Enfin, la dernière promesse non tenue qui sera mise en avant dans cet article sera celle d’un printemps culturel sans précédent dans l’histoire. Malgré cette promesse, le nationalisme a créé dès le début des espaces culturels très fermés à ses frontières, créant des systèmes qui méprisent la fonctionnalité au profit des intérêts de la nation, ce qui coupe les ailes de manière claire et évidente aux jeunes qui voient leurs intérêts sacrifiés au nom de la culture nationale.
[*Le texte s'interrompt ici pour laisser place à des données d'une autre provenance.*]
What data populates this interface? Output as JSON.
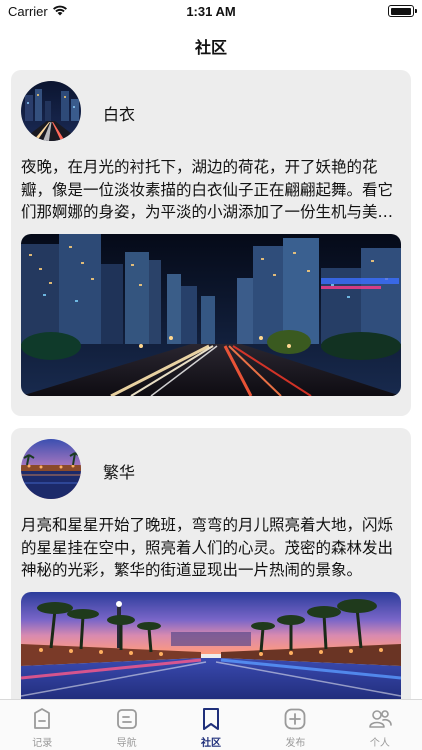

Cependant, le progrès technologique n’a pas pu être ralenti et les traits culturels se sont propagés à une vitesse croissante malgré les tentatives de ces nations pour le limiter. Face à tous les problèmes apparus avec le nationalisme, quelles sont les alternatives ? Ici, chacun a sa façon de penser, mais considérons au moins l’existence d’États qui ne sont guère plus que des corporations administratives d’envergure géographique sans prétention souveraine, et où la démocratie perd de son importance au profit des libertés et des droits de l’homme.